Eis minha resposta, conforme O TEMPO: ''A médica Fátima Oliveira, que também milita no movimento negro, acha importante que o ministro da Saúde tenha se manifestado sobre o assunto, mas observa que ela própria já aponta o problema em artigos que escreve há mais de quatro anos. ?O racismo é uma prática cotidiana e nefasta não só no SUS, mas em toda a comunidade médica. Para além do problema da discriminação, há desconhecimento de particularidades no que diz respeito à saúde do negro. Para tratar essa população é preciso ter um olhar diferenciado, pois uma série de doenças atinge os negros de modo diferente dos brancos. Por exemplo, a morte de mulheres negras no parto por eclâmpsia - resultante da hipertensão arterial não tratada durante a gravidez.
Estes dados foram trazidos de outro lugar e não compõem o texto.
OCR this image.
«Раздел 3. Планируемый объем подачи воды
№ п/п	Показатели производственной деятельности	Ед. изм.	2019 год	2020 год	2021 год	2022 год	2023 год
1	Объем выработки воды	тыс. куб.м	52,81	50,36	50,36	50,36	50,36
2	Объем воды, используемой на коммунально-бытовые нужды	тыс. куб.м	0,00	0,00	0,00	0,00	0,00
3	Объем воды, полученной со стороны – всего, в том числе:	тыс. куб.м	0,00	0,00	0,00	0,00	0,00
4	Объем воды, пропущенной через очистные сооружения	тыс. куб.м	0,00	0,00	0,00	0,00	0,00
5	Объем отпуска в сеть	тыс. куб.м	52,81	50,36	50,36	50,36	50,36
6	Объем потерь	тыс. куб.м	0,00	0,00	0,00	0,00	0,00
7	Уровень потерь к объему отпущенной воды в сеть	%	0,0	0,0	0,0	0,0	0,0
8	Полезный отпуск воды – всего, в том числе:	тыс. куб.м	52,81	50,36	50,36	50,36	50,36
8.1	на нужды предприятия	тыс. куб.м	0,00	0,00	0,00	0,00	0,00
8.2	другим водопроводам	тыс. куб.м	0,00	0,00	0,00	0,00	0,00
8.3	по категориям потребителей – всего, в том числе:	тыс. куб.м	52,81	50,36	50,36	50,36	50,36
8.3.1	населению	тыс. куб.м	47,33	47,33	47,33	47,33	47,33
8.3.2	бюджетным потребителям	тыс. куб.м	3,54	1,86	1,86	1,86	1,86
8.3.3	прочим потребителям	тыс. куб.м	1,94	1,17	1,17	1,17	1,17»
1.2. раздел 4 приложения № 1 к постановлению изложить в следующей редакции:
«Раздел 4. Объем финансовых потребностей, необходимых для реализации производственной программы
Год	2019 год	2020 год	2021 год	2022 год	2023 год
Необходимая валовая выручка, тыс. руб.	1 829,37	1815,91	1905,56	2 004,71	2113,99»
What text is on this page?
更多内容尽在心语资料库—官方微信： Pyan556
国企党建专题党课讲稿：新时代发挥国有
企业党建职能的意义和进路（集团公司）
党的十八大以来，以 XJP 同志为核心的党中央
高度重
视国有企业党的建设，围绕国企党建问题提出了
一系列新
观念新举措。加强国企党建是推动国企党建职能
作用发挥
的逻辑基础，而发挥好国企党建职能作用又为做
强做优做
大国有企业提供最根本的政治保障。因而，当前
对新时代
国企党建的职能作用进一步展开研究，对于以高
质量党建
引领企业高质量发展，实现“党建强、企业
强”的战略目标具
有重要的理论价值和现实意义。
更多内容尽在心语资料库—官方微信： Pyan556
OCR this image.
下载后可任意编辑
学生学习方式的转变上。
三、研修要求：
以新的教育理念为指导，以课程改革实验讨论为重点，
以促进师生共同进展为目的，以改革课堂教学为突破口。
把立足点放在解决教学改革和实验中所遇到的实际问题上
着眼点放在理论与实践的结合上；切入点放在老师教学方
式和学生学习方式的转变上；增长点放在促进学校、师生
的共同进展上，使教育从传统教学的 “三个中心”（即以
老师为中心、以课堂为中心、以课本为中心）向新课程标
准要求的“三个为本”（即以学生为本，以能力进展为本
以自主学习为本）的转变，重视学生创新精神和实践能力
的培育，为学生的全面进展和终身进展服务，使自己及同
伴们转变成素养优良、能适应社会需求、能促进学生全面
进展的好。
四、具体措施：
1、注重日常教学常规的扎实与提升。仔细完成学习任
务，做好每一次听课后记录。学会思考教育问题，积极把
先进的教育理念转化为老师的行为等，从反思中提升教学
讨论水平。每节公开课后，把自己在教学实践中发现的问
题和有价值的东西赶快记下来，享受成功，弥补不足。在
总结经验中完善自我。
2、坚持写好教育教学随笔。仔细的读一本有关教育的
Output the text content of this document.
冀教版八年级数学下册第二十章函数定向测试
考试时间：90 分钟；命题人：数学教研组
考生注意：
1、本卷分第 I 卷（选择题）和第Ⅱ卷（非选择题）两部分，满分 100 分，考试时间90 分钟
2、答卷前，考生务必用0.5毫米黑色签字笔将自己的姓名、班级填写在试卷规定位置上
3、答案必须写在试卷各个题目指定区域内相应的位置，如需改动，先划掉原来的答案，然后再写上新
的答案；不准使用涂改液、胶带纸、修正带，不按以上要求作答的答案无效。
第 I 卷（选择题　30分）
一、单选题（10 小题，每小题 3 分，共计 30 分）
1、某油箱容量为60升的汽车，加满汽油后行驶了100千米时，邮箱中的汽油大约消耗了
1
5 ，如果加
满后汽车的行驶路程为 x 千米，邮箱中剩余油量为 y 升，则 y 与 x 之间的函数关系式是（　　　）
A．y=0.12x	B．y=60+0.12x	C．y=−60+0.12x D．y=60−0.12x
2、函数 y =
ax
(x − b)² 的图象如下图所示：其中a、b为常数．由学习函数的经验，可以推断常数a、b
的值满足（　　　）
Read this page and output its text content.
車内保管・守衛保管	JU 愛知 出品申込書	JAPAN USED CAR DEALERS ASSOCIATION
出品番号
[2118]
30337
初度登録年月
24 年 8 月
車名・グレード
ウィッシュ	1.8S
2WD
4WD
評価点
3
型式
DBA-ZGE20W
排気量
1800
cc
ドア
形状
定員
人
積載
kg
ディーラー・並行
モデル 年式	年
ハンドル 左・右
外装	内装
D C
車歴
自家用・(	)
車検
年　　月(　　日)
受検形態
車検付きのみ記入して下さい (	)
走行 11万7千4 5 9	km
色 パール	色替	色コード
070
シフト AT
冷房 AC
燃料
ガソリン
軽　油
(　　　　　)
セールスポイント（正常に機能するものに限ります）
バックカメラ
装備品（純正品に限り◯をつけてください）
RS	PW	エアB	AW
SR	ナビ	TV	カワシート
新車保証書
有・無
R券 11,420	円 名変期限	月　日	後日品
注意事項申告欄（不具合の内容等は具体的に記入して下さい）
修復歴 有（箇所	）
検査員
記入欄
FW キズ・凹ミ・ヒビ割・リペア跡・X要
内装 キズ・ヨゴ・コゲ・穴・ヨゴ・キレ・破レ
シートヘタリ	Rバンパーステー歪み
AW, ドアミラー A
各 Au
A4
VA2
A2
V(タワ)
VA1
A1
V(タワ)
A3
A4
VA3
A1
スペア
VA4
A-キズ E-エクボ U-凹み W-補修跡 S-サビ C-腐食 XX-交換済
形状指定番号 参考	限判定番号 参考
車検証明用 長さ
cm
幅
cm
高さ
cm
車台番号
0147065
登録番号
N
As negras têm uma probabilidade dez vezes maior do que as brancas de desenvolverem o problema?''.

O resgate das entrevistas visa relembrar que desde 2006 o Brasil conta com uma Política Nacional de Atenção Integral à Saúde da População Negra e que, se ainda não está fazendo diferença no cotidiano das instituições de saúde e nem na vida das pessoas, o problema é outro, mas não a falta de um compromisso por parte do Ministério da Saúde, que deu conta do seu papel de elaborador de políticas. É da alçada dos Estados e municípios a execução das políticas de saúde, todavia há um nó górdio racista em quase 100% dos Estados, dos municípios e nas faculdades de medicina e de enfermagem.

Nem tudo é terra arrasada. Em 1º de abril passado, tive o privilégio de proferir a aula inaugural da Especialização em Saúde da Mulher Negra onde estudei medicina, na Universidade Federal do Maranhão (UFMA), que conta com 56 alunos, com duas turmas: São Luís e Pinheiro. A referida pós-graduação é bancada integralmente pelo Ministério da Saúde e foi idealizada pela médica Maria José de Oliveira Araújo quando coordenadora da Área Técnica de Saúde da Mulher, onde realizou uma gestão corajosa e revolucionária, coerente com sua história de vida e que deixou marcas inesquecíveis. Mazé, gracias!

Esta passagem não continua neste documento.